I followed him out and down a ladder to a corridor that led north. By definition, any asteroid spins toward the east, and all directions follow from that, regardless of which way the axis may point.
Colonel Harrington Brock was dressed in the black-and-gold "union suit" that was the uniform of Ravenhurst's Security Guard. My own was a tasteful green, but some of the other people in the public corridor seemed to go for more flashiness; besides silver and gold, there were shocking pinks and violent mauves, with stripes and blazes of other colors.
A crowd wearing skin-tight cover-alls might shock the gentle people of Midwich-on-the-Moor, England, but they are normal dress in the Belt. You can't climb into a vac suit with bulky clothing on, and, if you did, you'd hate yourself within an hour, with a curse for every wrinkle that chafed your skin. And, in the Belt, you never know when you might have to get into a vac suit fast. In a "safe" area like the tunnels inside Ceres, there isn't much chance of losing air, but there are places where no one but a fool would ever be more than ten seconds away from his vac suit.

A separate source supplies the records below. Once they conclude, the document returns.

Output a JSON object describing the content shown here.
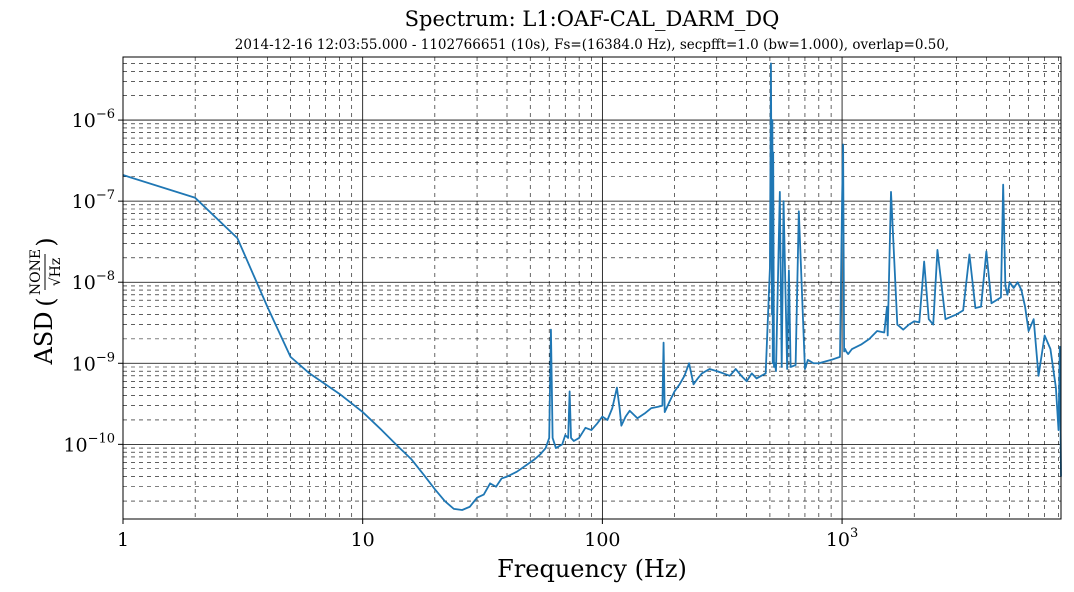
{
  "chart_data": {
    "type": "line",
    "title": "Spectrum: L1:OAF-CAL_DARM_DQ",
    "subtitle": "2014-12-16  12:03:55.000 - 1102766651  (10s),  Fs=(16384.0  Hz),  secpfft=1.0  (bw=1.000),  overlap=0.50,",
    "xlabel": "Frequency (Hz)",
    "ylabel_prefix": "ASD",
    "ylabel_unit_num": "NONE",
    "ylabel_unit_den": "√Hz",
    "xscale": "log",
    "yscale": "log",
    "xlim": [
      1,
      8192
    ],
    "ylim": [
      1.2e-11,
      6e-06
    ],
    "grid": true,
    "grid_minor": true,
    "line_color": "#1f77b4",
    "x_ticks": [
      {
        "value": 1,
        "base": "1",
        "exp": ""
      },
      {
        "value": 10,
        "base": "10",
        "exp": ""
      },
      {
        "value": 100,
        "base": "100",
        "exp": ""
      },
      {
        "value": 1000,
        "base": "10",
        "exp": "3"
      }
    ],
    "y_ticks": [
      {
        "value": 1e-10,
        "base": "10",
        "exp": "−10"
      },
      {
        "value": 1e-09,
        "base": "10",
        "exp": "−9"
      },
      {
        "value": 1e-08,
        "base": "10",
        "exp": "−8"
      },
      {
        "value": 1e-07,
        "base": "10",
        "exp": "−7"
      },
      {
        "value": 1e-06,
        "base": "10",
        "exp": "−6"
      }
    ],
    "series": [
      {
        "x": [
          1,
          2,
          3,
          4,
          5,
          6,
          7,
          8,
          10,
          12,
          14,
          16,
          18,
          20,
          22,
          24,
          26,
          28,
          30,
          32,
          34,
          36,
          38,
          40,
          44,
          48,
          52,
          55,
          58,
          60,
          61,
          62,
          64,
          68,
          70,
          72,
          73,
          74,
          76,
          80,
          85,
          90,
          95,
          100,
          105,
          110,
          115,
          118,
          120,
          125,
          130,
          140,
          150,
          160,
          170,
          178,
          180,
          182,
          190,
          200,
          210,
          220,
          230,
          240,
          250,
          260,
          280,
          300,
          320,
          340,
          360,
          380,
          400,
          420,
          440,
          460,
          480,
          500,
          505,
          510,
          512,
          514,
          516,
          520,
          525,
          530,
          550,
          560,
          570,
          590,
          600,
          610,
          640,
          660,
          700,
          720,
          760,
          800,
          900,
          980,
          1000,
          1010,
          1020,
          1030,
          1040,
          1060,
          1100,
          1200,
          1300,
          1400,
          1500,
          1540,
          1550,
          1600,
          1700,
          1800,
          1900,
          2000,
          2100,
          2200,
          2300,
          2400,
          2500,
          2700,
          3000,
          3200,
          3400,
          3600,
          3800,
          4000,
          4200,
          4400,
          4600,
          4700,
          4800,
          4900,
          5000,
          5200,
          5400,
          5600,
          5800,
          6000,
          6300,
          6600,
          7000,
          7400,
          7800,
          8000,
          8100,
          8192
        ],
        "y": [
          2.1e-07,
          1.1e-07,
          3.5e-08,
          5e-09,
          1.2e-09,
          7.5e-10,
          5.5e-10,
          4.2e-10,
          2.5e-10,
          1.5e-10,
          9.5e-11,
          6.5e-11,
          4.2e-11,
          2.8e-11,
          2e-11,
          1.6e-11,
          1.55e-11,
          1.7e-11,
          2.2e-11,
          2.4e-11,
          3.3e-11,
          3e-11,
          3.8e-11,
          4e-11,
          4.6e-11,
          5.5e-11,
          6.5e-11,
          7.5e-11,
          9e-11,
          1.2e-10,
          2.6e-09,
          1.2e-10,
          9e-11,
          1e-10,
          1.3e-10,
          1.2e-10,
          4.5e-10,
          1.2e-10,
          1.1e-10,
          1.2e-10,
          1.6e-10,
          1.5e-10,
          1.8e-10,
          2.2e-10,
          2e-10,
          2.8e-10,
          5e-10,
          2.8e-10,
          1.7e-10,
          2.2e-10,
          2.6e-10,
          2.1e-10,
          2.4e-10,
          2.8e-10,
          2.9e-10,
          3e-10,
          1.8e-09,
          2.5e-10,
          3.3e-10,
          4.5e-10,
          5.5e-10,
          7e-10,
          1e-09,
          5.5e-10,
          6.5e-10,
          7.5e-10,
          8.5e-10,
          8e-10,
          7.5e-10,
          7e-10,
          8.5e-10,
          7e-10,
          6e-10,
          7.5e-10,
          6.5e-10,
          7e-10,
          7.5e-10,
          1.5e-08,
          5e-06,
          4e-09,
          1e-06,
          1e-09,
          4e-07,
          9e-10,
          1e-09,
          8e-10,
          1.3e-07,
          9e-10,
          1e-07,
          8.5e-10,
          1.4e-08,
          9e-10,
          9.5e-10,
          7.5e-08,
          8.5e-10,
          1.1e-09,
          1e-09,
          1e-09,
          1.1e-09,
          1.2e-09,
          1e-07,
          5e-07,
          1.4e-09,
          1.5e-09,
          1.4e-09,
          1.3e-09,
          1.5e-09,
          1.7e-09,
          2e-09,
          2.5e-09,
          2.4e-09,
          5e-09,
          2.2e-09,
          1.3e-07,
          3e-09,
          2.6e-09,
          3e-09,
          3.3e-09,
          3.2e-09,
          1.8e-08,
          3.5e-09,
          3e-09,
          2.5e-08,
          3.5e-09,
          4e-09,
          4.5e-09,
          2.2e-08,
          4.8e-09,
          5e-09,
          2.4e-08,
          5.5e-09,
          6e-09,
          6.5e-09,
          1.6e-07,
          9e-09,
          7e-09,
          1e-08,
          8.5e-09,
          1e-08,
          8e-09,
          5e-09,
          2.5e-09,
          3.5e-09,
          7e-10,
          2.2e-09,
          1.5e-09,
          5e-10,
          1.5e-10,
          1.6e-09,
          4e-11
        ]
      }
    ]
  }
}
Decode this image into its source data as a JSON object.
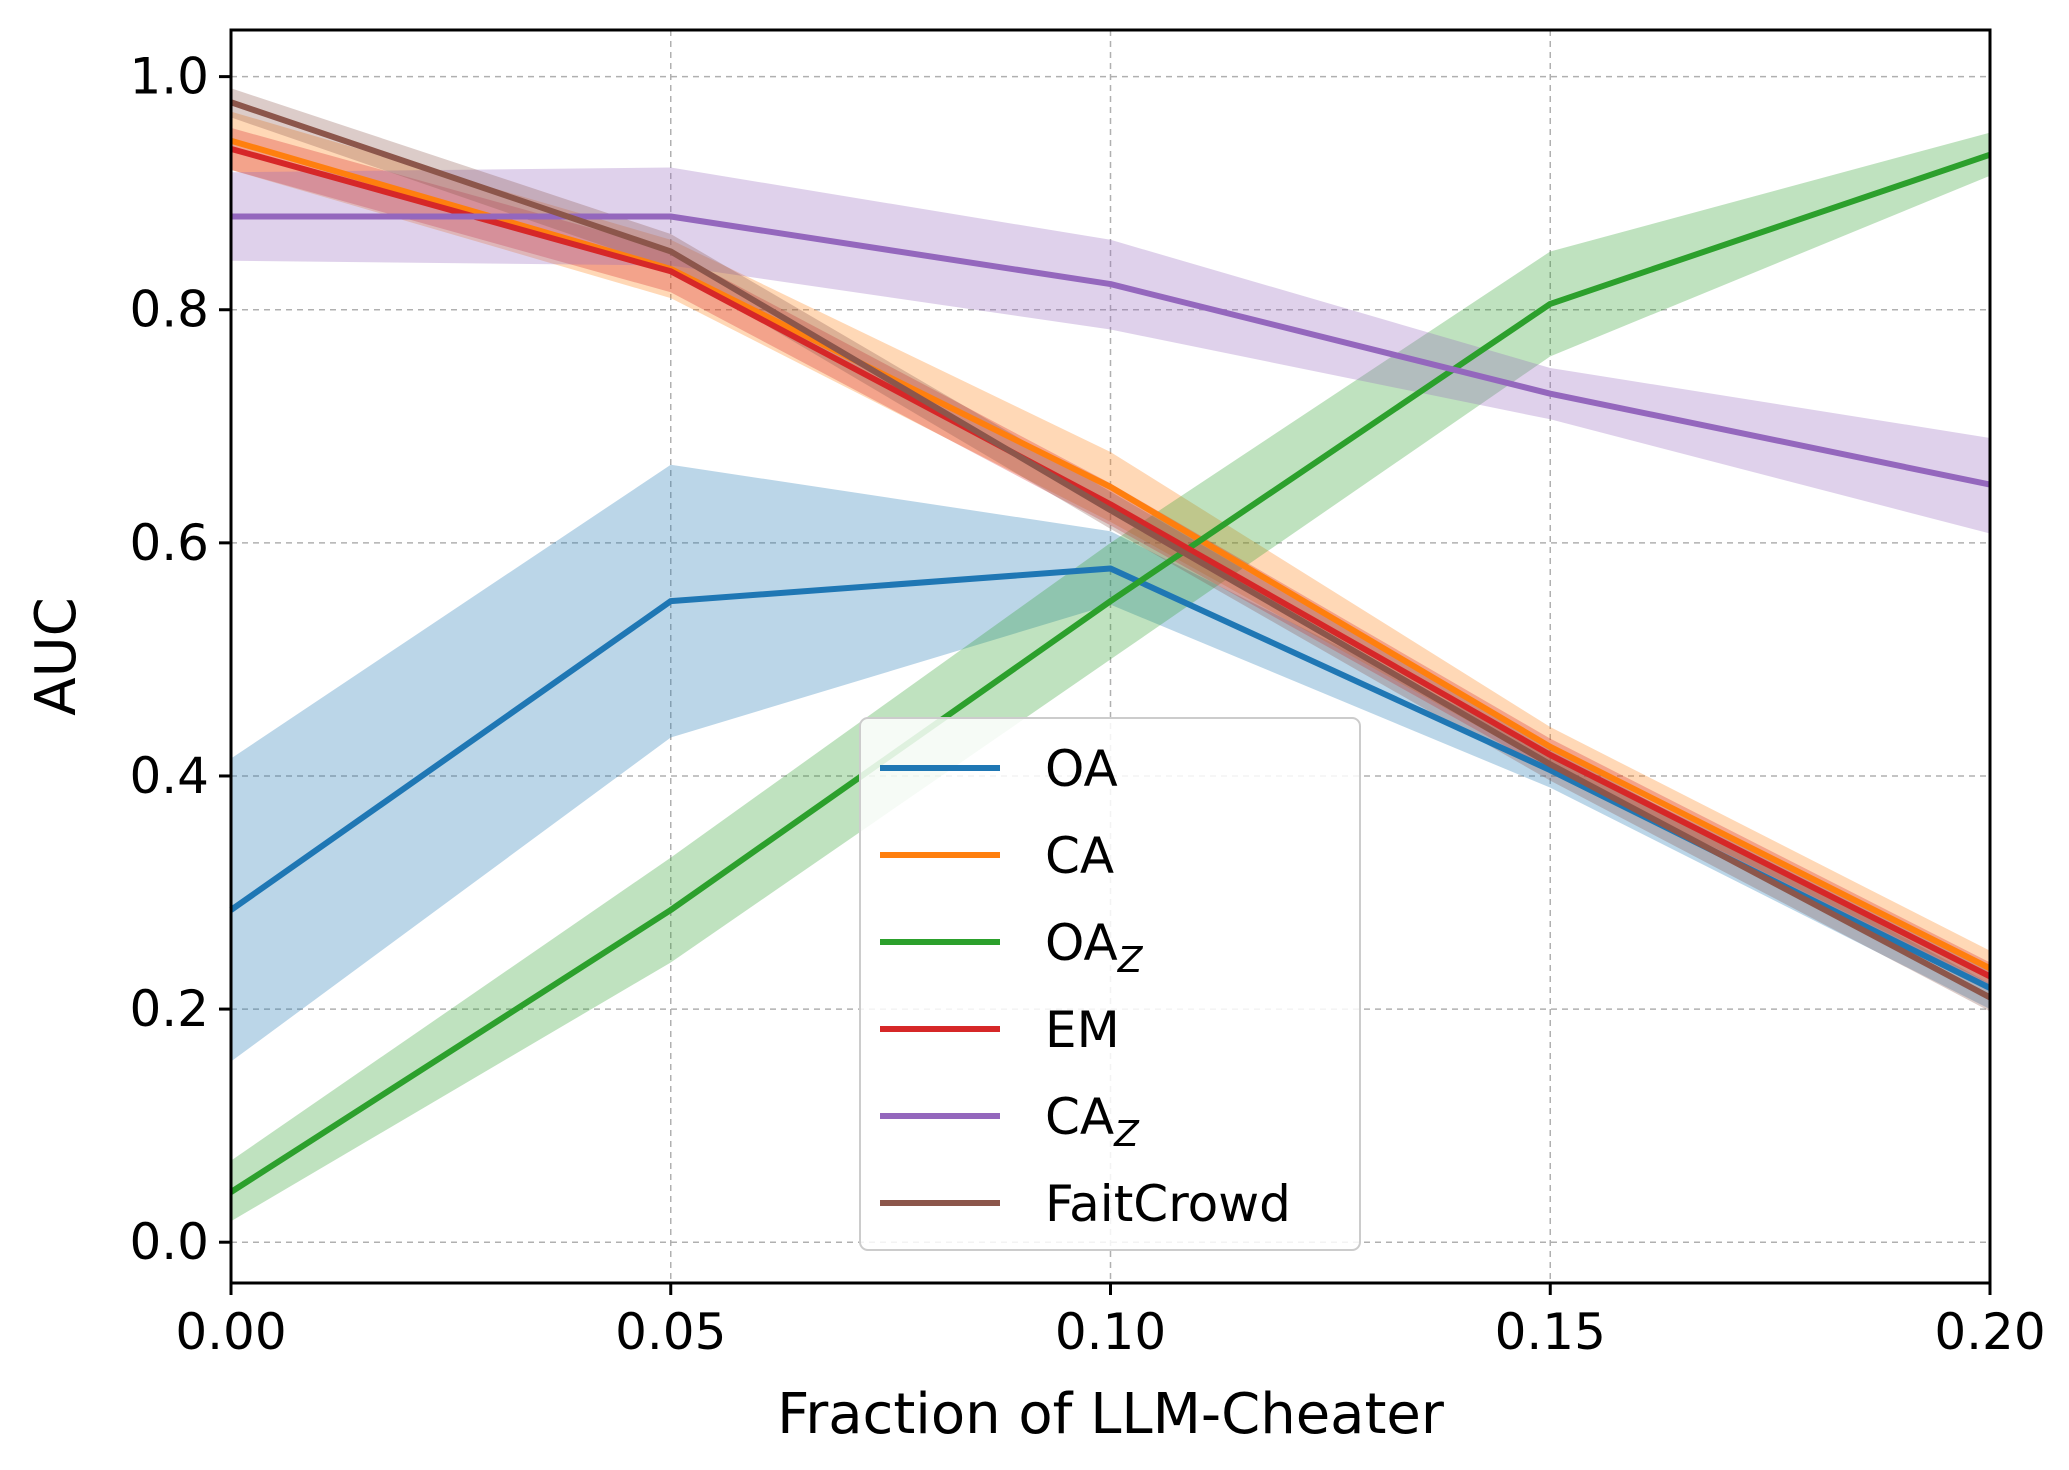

I read an article by a psychologist a few months back, in which he claimed that the taste for loud colors in union suits was actually due to modesty. He claimed that the bright patterns drew attention to the colors themselves, and away from the base the colors were laid over. The observer, he said, tends to see the color and pattern of the suit, rather than the body it clings to so closely. Maybe he's right; I wouldn't know, not being a psychologist. I have spent summers in nudist resorts, though, and I never noticed anyone painting themselves with lavender and chartreuse checks. On the other hand, the people who go to nudist resorts are a self-screened group. So are the people who go to the Belt, for that matter, but the type of screening is different.